I had some fun with TypeScript union distributions this weekend. This is a (kinda) hack around conditional types that lets you access the individual members of a union in a generic type.
A usecase for this might be when your function accepts items from a union of types, but you want all your function parameters to be consistent in which 'branch' of the union they specify.
Let's say you have a type representing some events (this is a contrived example but simple)
type Events =
| { kind: 'loading', data: void }
| { kind: 'error', data: Error }
| { kind: 'success', data: string }
(This pattern - a union of structs with a discriminating string key - is called 'discriminated unions'. In the Haskell world we call them 'tagged unions')
And a function that sends events
function sendEvent (kind: string, data: any) {
someBus.send(kind, data);
}
I want to type the sendEvent
function better so that
- the "kind" is a correct event kind
- the "data" is the right data for the kind of event
(Typically it would be easier just to take a complete object, which would automatically enforce the consistency. This is just a simplified example to demonstrate the problem)

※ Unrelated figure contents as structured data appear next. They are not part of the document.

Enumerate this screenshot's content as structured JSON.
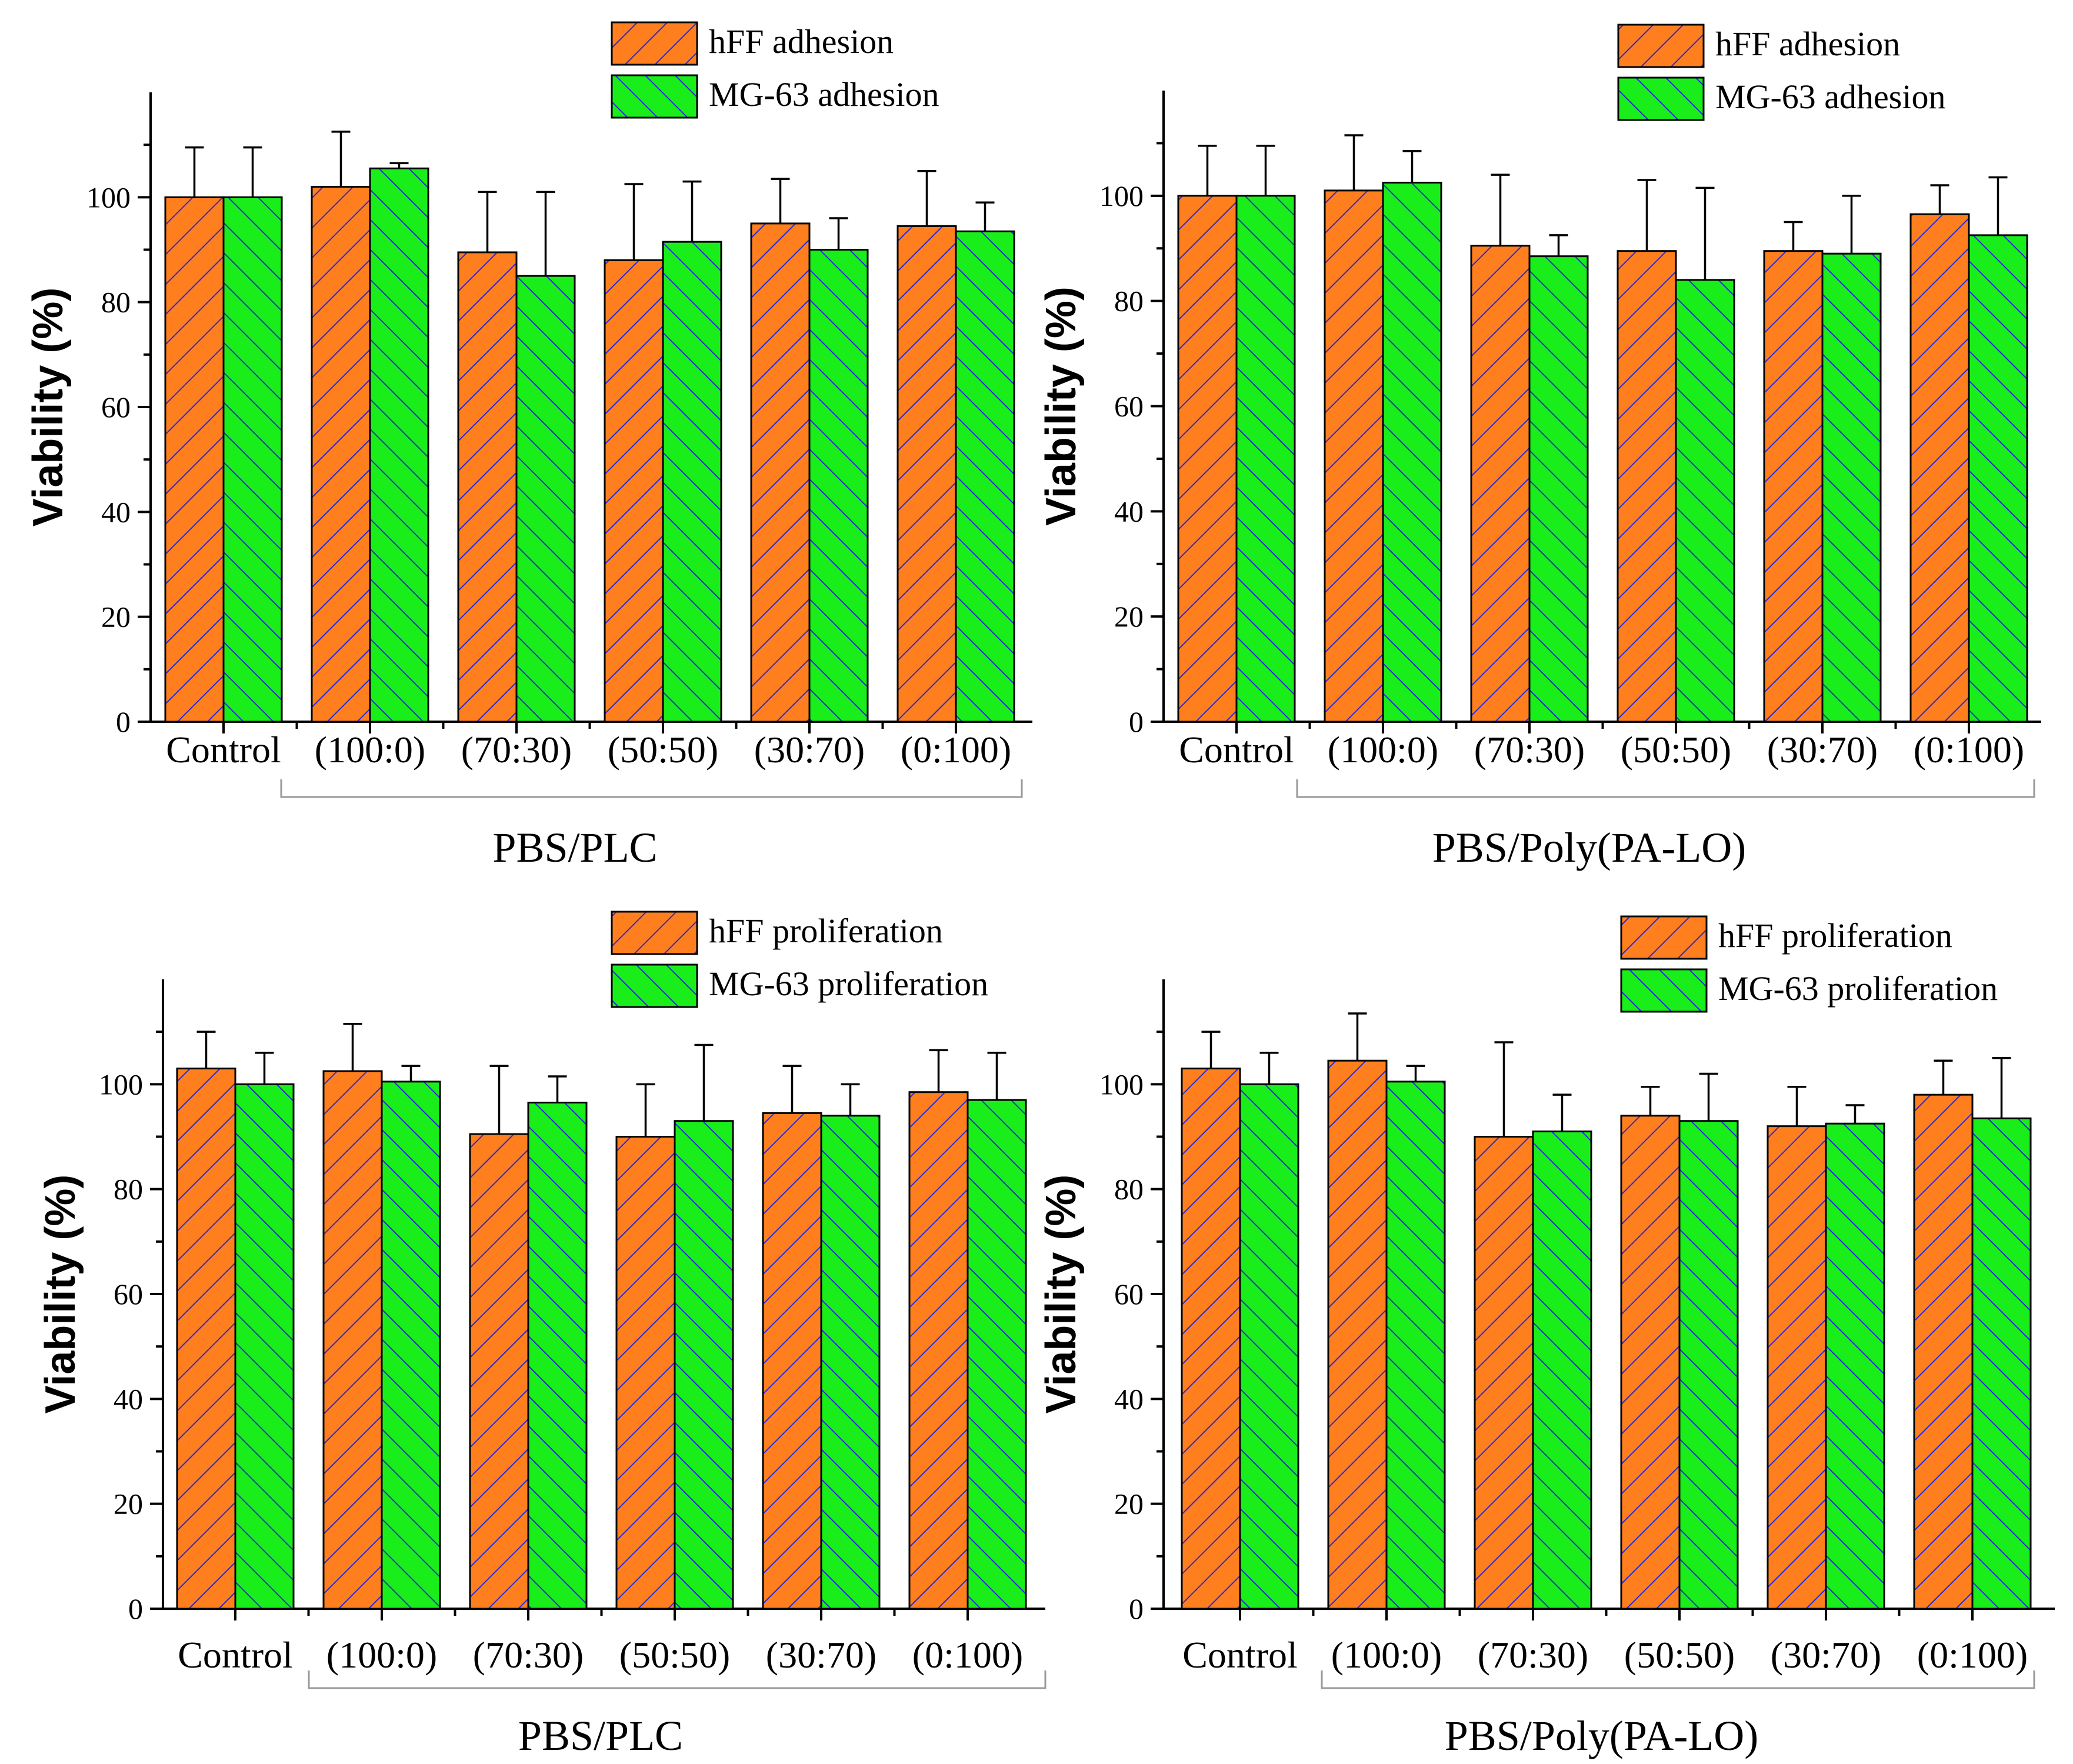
{
  "colors": {
    "hff": "#ff7f1f",
    "mg63": "#1aee1a",
    "hatch": "#2b2bd6",
    "axis": "#000000",
    "bracket": "#999999"
  },
  "chart_data": [
    {
      "type": "bar",
      "ylabel": "Viability (%)",
      "xlabel": "PBS/PLC",
      "ylim": [
        0,
        120
      ],
      "yticks": [
        "0",
        "20",
        "40",
        "60",
        "80",
        "100"
      ],
      "categories": [
        "Control",
        "(100:0)",
        "(70:30)",
        "(50:50)",
        "(30:70)",
        "(0:100)"
      ],
      "legend_position": "top-right",
      "series": [
        {
          "name": "hFF adhesion",
          "values": [
            100,
            102,
            89.5,
            88,
            95,
            94.5
          ],
          "errors": [
            9.5,
            10.5,
            11.5,
            14.5,
            8.5,
            10.5
          ]
        },
        {
          "name": "MG-63 adhesion",
          "values": [
            100,
            105.5,
            85,
            91.5,
            90,
            93.5
          ],
          "errors": [
            9.5,
            1,
            16,
            11.5,
            6,
            5.5
          ]
        }
      ]
    },
    {
      "type": "bar",
      "ylabel": "Viability (%)",
      "xlabel": "PBS/Poly(PA-LO)",
      "ylim": [
        0,
        120
      ],
      "yticks": [
        "0",
        "20",
        "40",
        "60",
        "80",
        "100"
      ],
      "categories": [
        "Control",
        "(100:0)",
        "(70:30)",
        "(50:50)",
        "(30:70)",
        "(0:100)"
      ],
      "legend_position": "top-right",
      "series": [
        {
          "name": "hFF adhesion",
          "values": [
            100,
            101,
            90.5,
            89.5,
            89.5,
            96.5
          ],
          "errors": [
            9.5,
            10.5,
            13.5,
            13.5,
            5.5,
            5.5
          ]
        },
        {
          "name": "MG-63 adhesion",
          "values": [
            100,
            102.5,
            88.5,
            84,
            89,
            92.5
          ],
          "errors": [
            9.5,
            6,
            4,
            17.5,
            11,
            11
          ]
        }
      ]
    },
    {
      "type": "bar",
      "ylabel": "Viability (%)",
      "xlabel": "PBS/PLC",
      "ylim": [
        0,
        120
      ],
      "yticks": [
        "0",
        "20",
        "40",
        "60",
        "80",
        "100"
      ],
      "categories": [
        "Control",
        "(100:0)",
        "(70:30)",
        "(50:50)",
        "(30:70)",
        "(0:100)"
      ],
      "legend_position": "top-right",
      "series": [
        {
          "name": "hFF proliferation",
          "values": [
            103,
            102.5,
            90.5,
            90,
            94.5,
            98.5
          ],
          "errors": [
            7,
            9,
            13,
            10,
            9,
            8
          ]
        },
        {
          "name": "MG-63 proliferation",
          "values": [
            100,
            100.5,
            96.5,
            93,
            94,
            97
          ],
          "errors": [
            6,
            3,
            5,
            14.5,
            6,
            9
          ]
        }
      ]
    },
    {
      "type": "bar",
      "ylabel": "Viability (%)",
      "xlabel": "PBS/Poly(PA-LO)",
      "ylim": [
        0,
        120
      ],
      "yticks": [
        "0",
        "20",
        "40",
        "60",
        "80",
        "100"
      ],
      "categories": [
        "Control",
        "(100:0)",
        "(70:30)",
        "(50:50)",
        "(30:70)",
        "(0:100)"
      ],
      "legend_position": "top-right",
      "series": [
        {
          "name": "hFF proliferation",
          "values": [
            103,
            104.5,
            90,
            94,
            92,
            98
          ],
          "errors": [
            7,
            9,
            18,
            5.5,
            7.5,
            6.5
          ]
        },
        {
          "name": "MG-63 proliferation",
          "values": [
            100,
            100.5,
            91,
            93,
            92.5,
            93.5
          ],
          "errors": [
            6,
            3,
            7,
            9,
            3.5,
            11.5
          ]
        }
      ]
    }
  ]
}
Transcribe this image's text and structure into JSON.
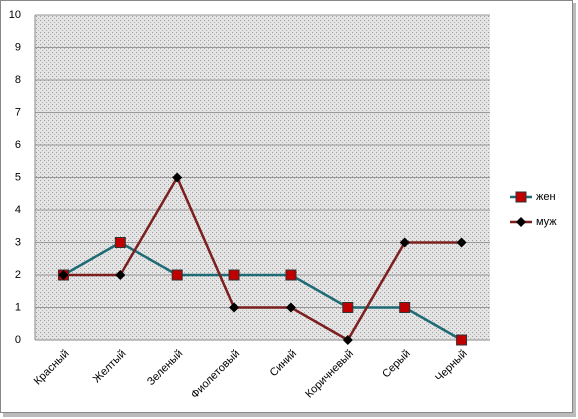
{
  "chart_data": {
    "type": "line",
    "categories": [
      "Красный",
      "Желтый",
      "Зеленый",
      "Фиолетовый",
      "Синий",
      "Коричневый",
      "Серый",
      "Черный"
    ],
    "series": [
      {
        "name": "жен",
        "color": "#1f6b75",
        "marker": "square",
        "marker_color": "#c00000",
        "values": [
          2,
          3,
          2,
          2,
          2,
          1,
          1,
          0
        ]
      },
      {
        "name": "муж",
        "color": "#7b1f1f",
        "marker": "diamond",
        "marker_color": "#000000",
        "values": [
          2,
          2,
          5,
          1,
          1,
          0,
          3,
          3
        ]
      }
    ],
    "ylim": [
      0,
      10
    ],
    "yticks": [
      0,
      1,
      2,
      3,
      4,
      5,
      6,
      7,
      8,
      9,
      10
    ],
    "grid": true,
    "legend": "right"
  }
}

Typing the kind string is easy
function sendEvent (kind: Events['kind'], data: any) {}
What about data? Well, I could type it the same way as my kind
function sendEvent (kind: Events['kind'], data: Events['data']) {}
But now I have a problem: my kind
and my data
can mismatch
sendEvent('error', 'a string? oh man you just messed up'); // no type errors!
Well. What I need to do is create a type mapping that uses a type condition. Any type condition will do.
type NarrowByKind <Kind, Items extends { kind: string }> = Items extends any
? Items['kind'] extends Kind
? Items
: never
: never;
This lets us pick an item out of a collection of discriminated unions using kind
as the discriminant. This is the first step.
The way it works is that Items extends any ? ... : ...
makes TS consider each member of the union individually in the branches of the type condition. Then, when we check whether the kind
matches and return Items
, we're only returning the individual item.
(TypeScript has to do this or else mapping a union over a conditional type wouldn't make sense. You'd be testing that a whole union matches a particular condition, which would generally fail as unions are usually heterogeneous)
Anyway, for all other conditions, we return never
. This makes NarrowByKind
return a union itself of Item | never
, which gets normalised down to just Item
.
Now let's create a type helper for our events.
type EventData <Kind, Event extends { data: any } = NarrowByKind<Kind, Events>> = Event['data']
Which we can supply to our function:
function sendEvent <K extends Events['kind'], D extends EventData<K>> (kind: K, data: D) {
someBus.send(kind, data);
}
Which leads to the following type checks:
sendEvent('success', 'yeah'); // ✅
sendEvent('success', false); // ❌ Argument of type 'boolean' is not assignable to parameter of type 'string'.
sendEvent('error', new Error('this is fine')); // ✅
sendEvent('error', -Infinity); // ❌ Argument of type 'number' is not assignable to parameter of type 'Error'.
sendEvent('loading', 'unwanted'); // ❌ Argument of type 'string' is not assignable to parameter of type 'void'.
sendEvent('succ3ss', false); // ❌ Argument of type '"succ3ss"' is not assignable to parameter of type '"loading" | "error" | "success"'.